Discovery and Development of Natural Product-Based Weed Management Methods
Natural Products Utilization Research
Project Number: 6060-21410-010-00
Start Date: Sep 12, 2011
End Date: Mar 31, 2016
Objective 1: Discover natural product-based materials and technologies for weed and other pest management that would be accepted by organic farmers and/or farmers who desire more environmentally and toxicologically benign weed and other pest management tools.
Subobjective 1.1: Discover uses of new and existing natural products for weed management in conventional and organic farming.
Subobjective 1.2: Discovery of the mechanisms of action for newly discovered phytotoxins using chemical structure clues and physiological evaluations.
Subobjective 1.3: Discovery of the mechanisms of action for newly discovered phytotoxins using a genetics approach with resistant mutants.
Subobjective 1.4: Discovery of the mechanisms of action for newly discovered phytotoxins using transcriptome analysis.
Objective 2: Identify and characterize the biochemical pathways of phenolic lipid-type allelochemicals and fungicides from cereals, and manipulate these pathways to produce enhanced allelopathic and disease-resistant crops with reduced requirements for synthetic herbicides and/or fungicides.

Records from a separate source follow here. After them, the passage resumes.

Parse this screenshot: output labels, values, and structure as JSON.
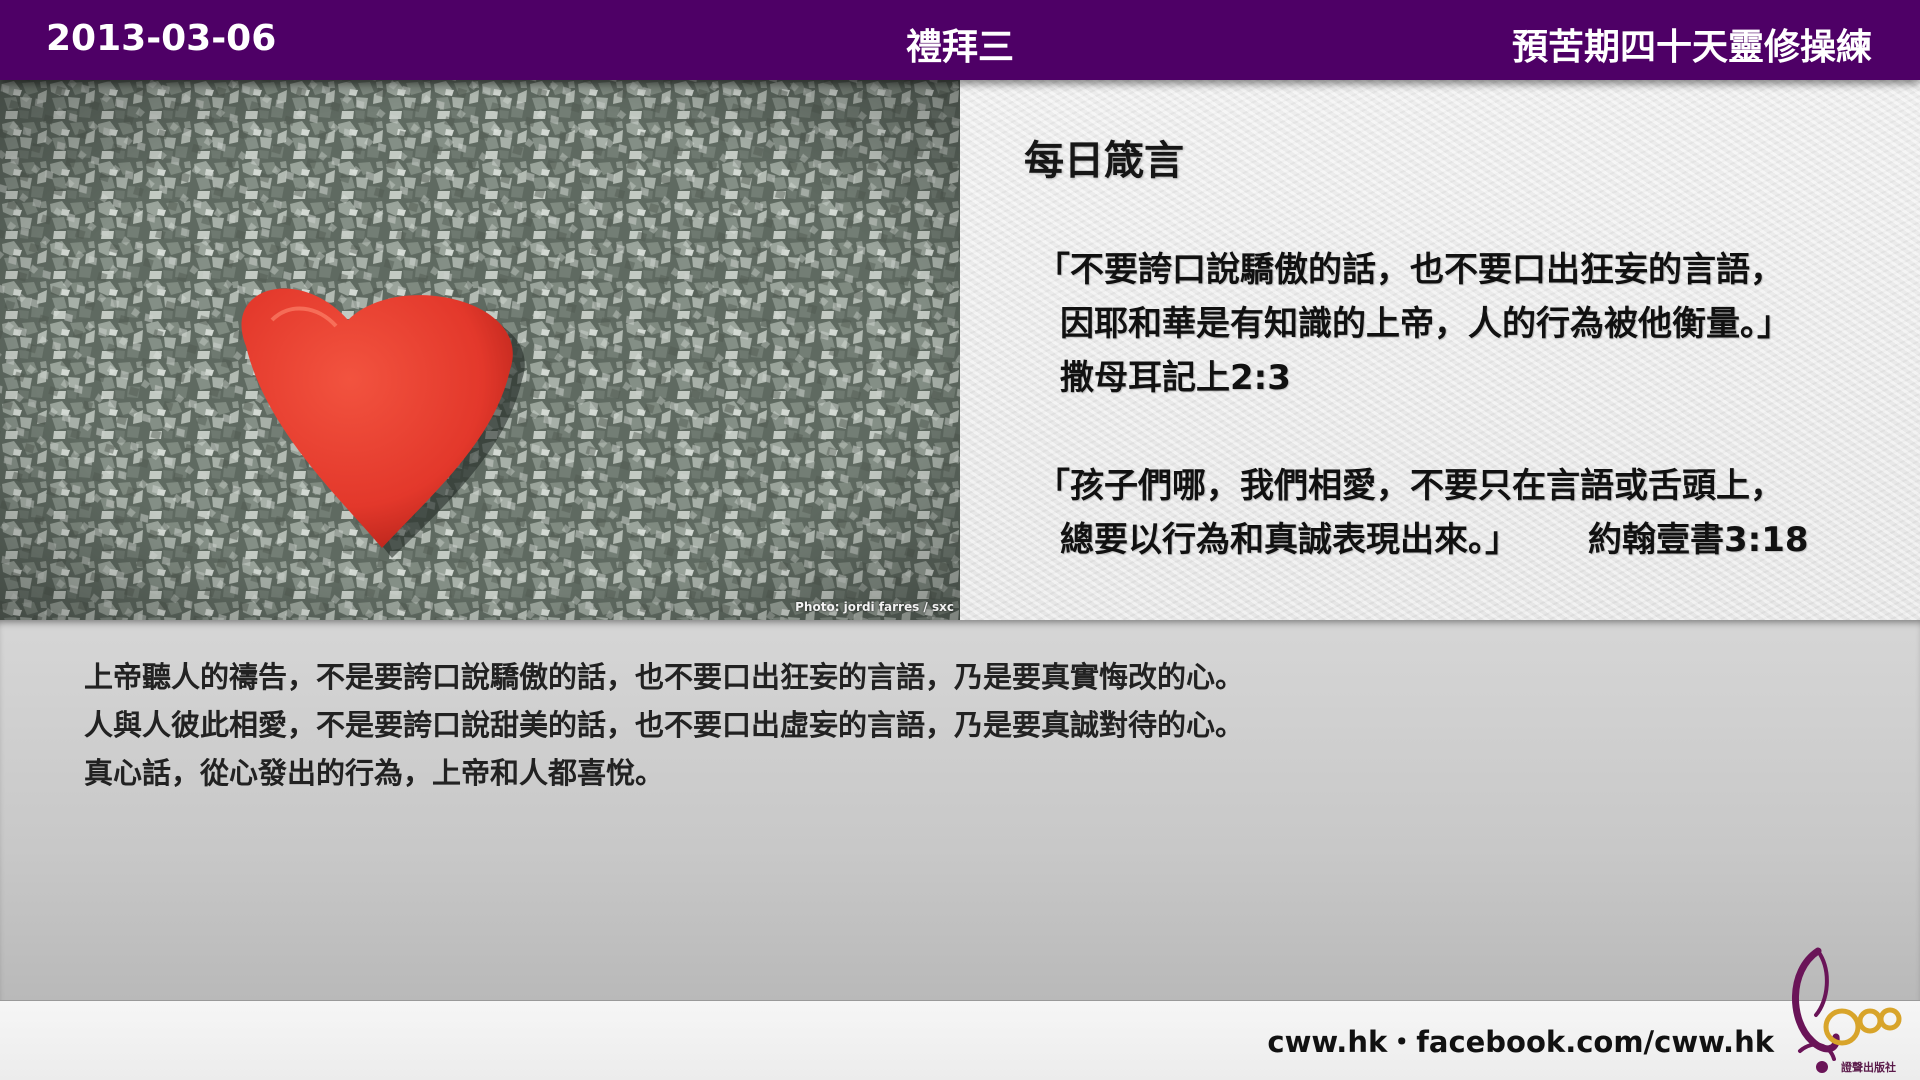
{
  "header": {
    "date": "2013-03-06",
    "day": "禮拜三",
    "series": "預苦期四十天靈修操練"
  },
  "photo": {
    "credit": "Photo: jordi farres / sxc",
    "colors": {
      "stones": "#7d877e",
      "heart": "#e8372c"
    }
  },
  "verse_panel": {
    "title": "每日箴言",
    "verse1": {
      "line1": "「不要誇口說驕傲的話，也不要口出狂妄的言語，",
      "line2": "因耶和華是有知識的上帝，人的行為被他衡量。」",
      "ref": "撒母耳記上2:3"
    },
    "verse2": {
      "line1": "「孩子們哪，我們相愛，不要只在言語或舌頭上，",
      "line2": "總要以行為和真誠表現出來。」",
      "ref": "約翰壹書3:18"
    }
  },
  "reflection": {
    "lines": [
      "上帝聽人的禱告，不是要誇口說驕傲的話，也不要口出狂妄的言語，乃是要真實悔改的心。",
      "人與人彼此相愛，不是要誇口說甜美的話，也不要口出虛妄的言語，乃是要真誠對待的心。",
      "真心話，從心發出的行為，上帝和人都喜悅。"
    ]
  },
  "footer": {
    "links": "cww.hk・facebook.com/cww.hk",
    "logo_text": "100",
    "publisher": "證聲出版社"
  },
  "colors": {
    "header_bg": "#4e0066",
    "logo_purple": "#6a1458",
    "logo_gold": "#d8a42a"
  }
}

Subobjective 2.1: Complete the characterization of the gene products of putative genes for enzymes of the sorgoleone biosynthetic pathway.
Subobjective 2.2: Functional analysis of putative sorgoleone pathway enzymes by genetically engineering sorghum to either increase or reduce expression of the corresponding genes, and the use of these transformants to investigate the ecological role of sorgoleone.
Subobjective 2.3: Identification of plant promoters to facilitate root hair-specific metabolic engineering of sorgoleone biosynthesis.
Subobjective 2.4: Manipulation of phenolic lipid biosynthesis using rice and Arabidopsis models.
Conduct bioassays in collaboration with research chemists during bioassay-directed isolation of new phytotoxins. Molecular sites of action will be determined with genomic and biochemical approaches. Genes controlling synthesis of useful plant secondary products involved in plant defenses to pests will be identified, cloned, and manipulated.